Le mot se termina par un halètement de
douleur…
- Vous êtes un étudiant lent d'esprit, Winston, dit O'Brien gentiment.
- Comment puis-je m'empêcher de voir ce qui est devant mes yeux ? Deux plus deux font quatre.
- Vous êtes un étudiant lent d'esprit, Winston, dit O'Brien gentiment.
- Comment puis-je m'empêcher de voir ce qui est devant mes yeux ? Deux plus deux font quatre.
- Parfois, Winston. Parfois ils font cinq,
parfois ils font trois, parfois ils font tout à la fois. Il faut essayer plus
fort. Il n'est pas facile de devenir sensé….Je vous ai dit, Winston, que la
métaphysique n'est pas votre fort. Le mot que vous essayez de trouver est
solipsisme*. Mais vous vous trompez. Ce n'est pas du solipsisme. Ou si vous
voulez c'est du solipsisme collectif… Le réel pouvoir, le pouvoir pour lequel
nous devons lutter jour et nuit, est le pouvoir, non sur les choses, mais sur
les hommes. Nous écrasons déjà les habitudes de pensée qui ont survécu à la
révolution. Nous avons coupé les liens entre l'enfant et les parents, entre
l'homme et l'homme, entre l'homme et la femme. Personne n'ose plus se fier à
une femme, un enfant ou un ami… Vous ne serez plus jamais capable d'amour,
d'amitié, de joie de vivre, de rire, de curiosité, de courage, d'intégrité.

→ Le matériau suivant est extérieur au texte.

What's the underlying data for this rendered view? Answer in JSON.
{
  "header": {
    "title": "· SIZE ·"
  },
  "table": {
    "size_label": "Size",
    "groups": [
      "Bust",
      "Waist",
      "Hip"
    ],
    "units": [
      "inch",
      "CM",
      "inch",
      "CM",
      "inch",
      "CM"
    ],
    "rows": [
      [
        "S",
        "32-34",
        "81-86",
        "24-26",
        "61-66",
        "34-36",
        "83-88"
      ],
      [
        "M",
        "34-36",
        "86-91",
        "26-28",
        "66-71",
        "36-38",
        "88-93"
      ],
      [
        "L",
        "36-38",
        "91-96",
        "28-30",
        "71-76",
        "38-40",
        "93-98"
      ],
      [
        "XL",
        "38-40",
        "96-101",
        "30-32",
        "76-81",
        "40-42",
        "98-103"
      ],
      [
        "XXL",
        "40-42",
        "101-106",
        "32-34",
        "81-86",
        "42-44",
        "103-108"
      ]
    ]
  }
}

Vous serez creux. Nous allons vous presser jusqu'à ce que vous soyez vide, puis
nous vous emplirons de nous-mêmes.….Le commandement des anciens despotismes
était : " tu ne dois pas ". Le commandement des totalitaires était :
" tu dois ". Notre commandement est : " tu es " ".
(1984
- G. Orwell)
* Solipsisme : doctrine
d'après laquelle il n'y aurait pour le sujet pensant d'autre réalité que lui
même.
"Et sans doute notre temps… préfère l'image à la chose, la copie à
l'original, la représentation à la réalité, l'apparence à l'être…Ce qui est
sacré pour lui, ce n'est que l'illusion, mais ce qui est profane, c'est la
vérité. Mieux, le sacré grandit à ses yeux à mesure que décroît la vérité et
que l'illusion croît, si bien que le comble de l'illusion est aussi pour lui le
comble du sacré."
(L. Feuerbach - L'essence du christianisme)
(L. Feuerbach - L'essence du christianisme)
En 2012 Jean-Jacques Rosat
publie « La vérité ou la servitude ». Dans cet article il précise que
les références classiques à Big Brother, la Novlangue, etc… font partie des
clichés convenus que la bien-pensance a retenu pour argument contre le
totalitarisme. Emboitant le pas de James Conant « Orwell ou le pouvoir de la vérité », il recentre l’apport
d’Orwell dans « 1984 » dans le sens de la question du rapport entre
liberté et vérité :
« 1984 .. (est)… pertinent pour aujourd’hui – sans avoir besoin de repeindre notre
démocratie post-moderne en système totalitaire masqué, sans avoir besoin de
faire du monde capitaliste une vaste conspiration ourdie contre la liberté de
penser par la coalition des intérêts marchands… La force d’Orwell est d’avoir
mis au fondement de sa critique du totalitarisme, non le concept de liberté,
mais celui de vérité. Non pas, certes, la vérité plutôt que la liberté, mais la
vérité d’abord, comme fondement de la liberté ».
Orwell lui-même avait
noté : « la préservation de la
vérité objective et de la capacité de chaque individu à former des jugements
objectivement vrais est la condition première et absolument nécessaire d’une
vie libre » (Orwell ou le pouvoir de la vérité, p. VIII).
Puisque
le mot de « vérité » passe facilement aujourd’hui pour un gros mot,
sinon pour un terme franchement suspect, susceptible de véhiculer toutes sortes
de prétentions dangereuses, voire… totalitaires, il vaut la peine de reprendre
les clarifications inspirées à Conant par sa lecture d’Orwell.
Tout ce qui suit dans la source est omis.